Abstract Alzheimer’s disease (AD) is a neurodegenerative disorder that leads to dramatic effects on the affected individuals and their families. While the characterization of the genetic contribution to AD and underlying molecular mechanisms has advanced the understanding of the disease in recent years, studies have failed to find definitive mechanisms that account for disease progression. The influence of pathogens on AD potentially mediates an environmental impact on the established genetic contributions to AD. Here, we directly dissect the contribution of pathogen-related effects down to the cell-type-specific molecular basis by systematic profiling, computational integration, and experimental validation of the transcriptional signatures across individuals, brain regions, and cell types. In Aim 1, we use scRNA-seq in human, mouse, and human iPSC brain organoid samples of AD that are infected with Herpes Simplex Virus 1 or Cytomegalovirus (HSV-1/CMV) to generate millions of single- cell (sc) level maps with the end goal of a transcriptional atlas. In Aim 2, we analyze the resulting datasets and underlying molecular mechanisms, enabling us to discover and converge genes, pathways, cell types, and brain regions to functional and causal mechanisms that drive pathogen-related alterations. In Aim 3, we use our well-established iPSC model to test our predicted mechanisms with both high-throughput and cell-type specific assays. The resulting datasets, computational predictions, and experimentally-supported mechanisms will shed light on the pathogen-related influences on AD pathology and will help deepen our understanding of the disease in general as we develop more personalized therapeutic approaches to treating AD.

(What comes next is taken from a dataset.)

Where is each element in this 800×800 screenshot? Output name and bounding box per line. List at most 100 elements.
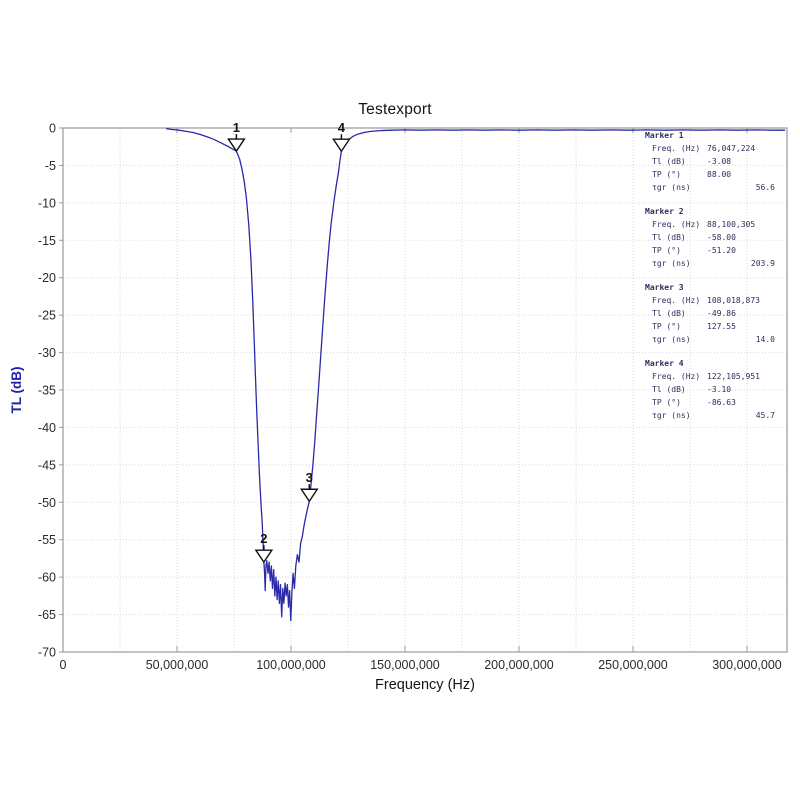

抽象的 阿尔茨海默氏病（AD）是一种神经退行性疾病，会对受影响的受影响产生巨大影响 个人及其家人。而遗传贡献对AD和基础的表征 近年来，分子机制已经提高了对疾病的理解，研究未能 找到解释疾病进展的确定机制。病原体对AD的影响可能有可能 调解对既定的AD遗传贡献的环境影响。在这里，我们直接剖析了 与病原体相关的作用的贡献通过系统分析，降低对细胞类型的分子基础的贡献， 计算整合以及对个体的转录特征的实验验证，大脑 区域和细胞类型。在AIM 1中，我们在人类，小鼠和人IPSC脑器官样本中使用SCRNA-SEQ 被单纯疱疹病毒1或巨细胞病毒（HSV-1/CMV）感染的广告 单元格（SC）级别图，其最终目标是转录地图集的最终目标。在AIM 2中，我们分析了结果数据集和 潜在的分子机制，使我们能够发现和收敛基因，途径，细胞类型和 大脑区域到驱动病原体相关改变的功能和因果机制。在AIM 3中，我们使用 我们建立的IPSC模型以高通量和细胞类型测试我们的预测机制 具体测定。最终的数据集，计算预测和实验支持的机制 将阐明与病原体相关的对AD病理学的影响，并将有助于加深我们对 总体而言，当我们开发更个性化的治疗方法时，该疾病。